Retour sur mes 10 ans comme investisseur et les leçons apprises

Le parcours d’un investisseur est jalonné d’embûches, parfois même de celles que l’on se crée soi-même. Les erreurs sont inévitables. Apprendre de ses propres erreurs, ou encore mieux de celles des autres, c’est ce qui transforme un investisseur ordinaire en grand investisseur.

Pour y parvenir, il faut revisiter ses décisions encore et encore afin de comprendre ce qui a mal tourné. Certaines erreurs livrent rapidement leurs enseignements, tandis que d’autres demandent plus de temps avant d’être pleinement assimilées.

Pour cette raison, j’ai eu envie de revisiter mes 10 ans en tant qu’investisseur et ce que je peux en apprendre aujourd’hui. Du même coup, peut-être que vous pourrez profiter de mes erreurs pour vous-mêmes les éviter.
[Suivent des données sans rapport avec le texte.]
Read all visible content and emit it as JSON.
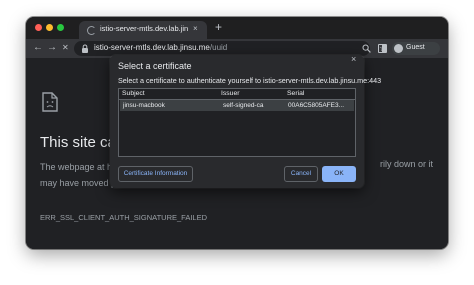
{
  "browser": {
    "tab": {
      "title": "istio-server-mtls.dev.lab.jinsu.me",
      "close": "×"
    },
    "new_tab": "+",
    "nav": {
      "back": "←",
      "forward": "→",
      "stop": "✕"
    },
    "url": {
      "host": "istio-server-mtls.dev.lab.jinsu.me",
      "path": "/uuid"
    },
    "star": "☆",
    "profile_label": "Guest"
  },
  "error_page": {
    "title": "This site can",
    "description_line1": "The webpage at h",
    "description_right": "rily down or it",
    "description_line2": "may have moved p",
    "code": "ERR_SSL_CLIENT_AUTH_SIGNATURE_FAILED"
  },
  "dialog": {
    "title": "Select a certificate",
    "close": "×",
    "subtitle": "Select a certificate to authenticate yourself to istio-server-mtls.dev.lab.jinsu.me:443",
    "columns": [
      "Subject",
      "Issuer",
      "Serial"
    ],
    "rows": [
      {
        "subject": "jinsu-macbook",
        "issuer": "self-signed-ca",
        "serial": "00A6C5805AFE3..."
      }
    ],
    "info_button": "Certificate Information",
    "cancel_button": "Cancel",
    "ok_button": "OK"
  },
  "colors": {
    "window_bg": "#202124",
    "toolbar_bg": "#35363a",
    "accent": "#8ab4f8",
    "selected_row": "#3c4043"
  }
}
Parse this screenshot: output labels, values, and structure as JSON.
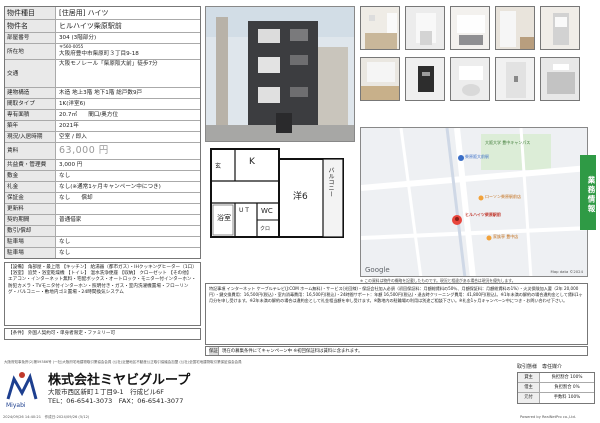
{
  "header": {
    "type_label": "物件種目",
    "type_value": "[住居用] ハイツ"
  },
  "info": {
    "rows": [
      {
        "label": "物件名",
        "value": "ヒルハイツ柴原駅前"
      },
      {
        "label": "部屋番号",
        "value": "304 (3階部分)"
      },
      {
        "label": "所在地",
        "value_small": "〒560-0055",
        "value": "大阪府豊中市柴原町３丁目9-18"
      },
      {
        "label": "交通",
        "value": "大阪モノレール「柴原阪大前」徒歩7分"
      },
      {
        "label": "建物構造",
        "value": "木造 地上3階 地下1階 総戸数9戸"
      },
      {
        "label": "間取タイプ",
        "value": "1K(洋室6)"
      },
      {
        "label": "専有面積",
        "value": "20.7㎡　　間口/奥方位"
      },
      {
        "label": "築年",
        "value": "2021年"
      },
      {
        "label": "現況/入居時期",
        "value": "空室 / 即入"
      },
      {
        "label": "賃料",
        "value": "63,000 円"
      },
      {
        "label": "共益費・管理費",
        "value": "3,000 円"
      },
      {
        "label": "敷金",
        "value": "なし"
      },
      {
        "label": "礼金",
        "value": "なし(※通常1ヶ月キャンペーン中につき)"
      },
      {
        "label": "保証金",
        "value": "なし　　償却"
      },
      {
        "label": "更新料",
        "value": ""
      },
      {
        "label": "契約期間",
        "value": "普通借家"
      },
      {
        "label": "敷引/償却",
        "value": ""
      },
      {
        "label": "駐車場",
        "value": "なし"
      },
      {
        "label": "駐車場",
        "value": "なし"
      }
    ]
  },
  "plan": {
    "rooms": {
      "genkan": "玄",
      "kitchen": "K",
      "ut": "U T",
      "wc": "WC",
      "washroom": "浴室",
      "kuro": "クロ",
      "youshitsu": "洋6",
      "balcony": "バルコニー"
    }
  },
  "map": {
    "labels": {
      "station": "柴原阪大前駅",
      "place1": "大阪大学 豊中キャンパス",
      "place2": "ローソン柴原駅前店",
      "place3": "ヒルハイツ柴原駅前",
      "place4": "家族亭 豊中店",
      "google": "Google",
      "mapdata": "Map data ©2024"
    },
    "note": "※ この資料は物件の概略を記載したものです。現況と相違がある場合は現況を優先します。"
  },
  "side_label": "業務情報",
  "facilities_text": "【設備】 角部屋・最上階 【キッチン】 給湯器（都市ガス）・IHクッキングヒーター（1口）【浴室】 追焚・浴室乾燥機 【トイレ】 温水洗浄便座 【収納】 クローゼット 【その他】 エアコン・インターネット無料・宅配ボックス・オートロック・モニター付インターホン・防犯カメラ・TVモニタ付インターホン・照明付き・ガス・室内洗濯機置場・フローリング・バルコニー・敷地内ゴミ置場・24時間換気システム",
  "conditions_text": "【条件】 外国人契約可・単身者限定・ファミリー可",
  "notes_text": "特記事項 インターネット ケーブルテレビ(J:COM ホーム無料)・サービス(光回線)・保証会社加入必須（初回保証料：月額総賃料の50％、月額保証料：月額総賃料の1%）・火災保険加入要（2年 20,000円）・鍵交換費用：16,500円(税込)・室内消毒費用：16,500円(税込)・24時間サポート：年額 16,500円(税込)・退去時クリーニング費用：41,800円(税込)。※1年未満の解約の場合違約金として賃料1ヶ月分を申し受けます。※2年未満の解約の場合は違約金として礼金相当額を申し受けます。※敷地内の駐輪場の利用は別途ご相談下さい。※礼金1ヶ月キャンペーン中につき・お問い合わせ下さい。",
  "guarantee": {
    "label": "保証",
    "text": "現在の募集条件にてキャンペーン中 ※初回保証料は賃料に含まれます。"
  },
  "footer": {
    "license_line": "大阪府知事免許(2)第59386号 (一社)大阪府宅地建物取引業協会会員 (公社)近畿地区不動産公正取引協議会加盟 (公社)全国宅地建物取引業保証協会会員",
    "company_name": "株式会社ミヤビグループ",
    "address": "大阪市西区新町１丁目9-1　行成ビル6F",
    "tel": "TEL：06-6541-3073　FAX：06-6541-3077",
    "print_date": "2024/09/26 14:40:21　作成日:2024/09/26 (5/12)",
    "powered": "Powered by RealNetPro co.,Ltd."
  },
  "fees": {
    "title": "取引態様　専任媒介",
    "rows": [
      {
        "h": "貸主",
        "c": "負担割合 100%"
      },
      {
        "h": "借主",
        "c": "負担割合 0%"
      },
      {
        "h": "元付",
        "c": "手数料 100%"
      }
    ]
  },
  "photo_note": "外観写真"
}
2016 – La simplicité indicielle

Mes premiers pas en investissement ont été faits avec des fonds mutuels Tangerine avec des frais de gestion d’environ 1%. À l’époque, les fonds tout-en-un n’existaient pas encore. Ces fonds Tangerine représentaient donc une façon simple et relativement efficace d’investir à l’échelle mondiale, sans me casser la tête. La majorité de la somme a été investie en avril.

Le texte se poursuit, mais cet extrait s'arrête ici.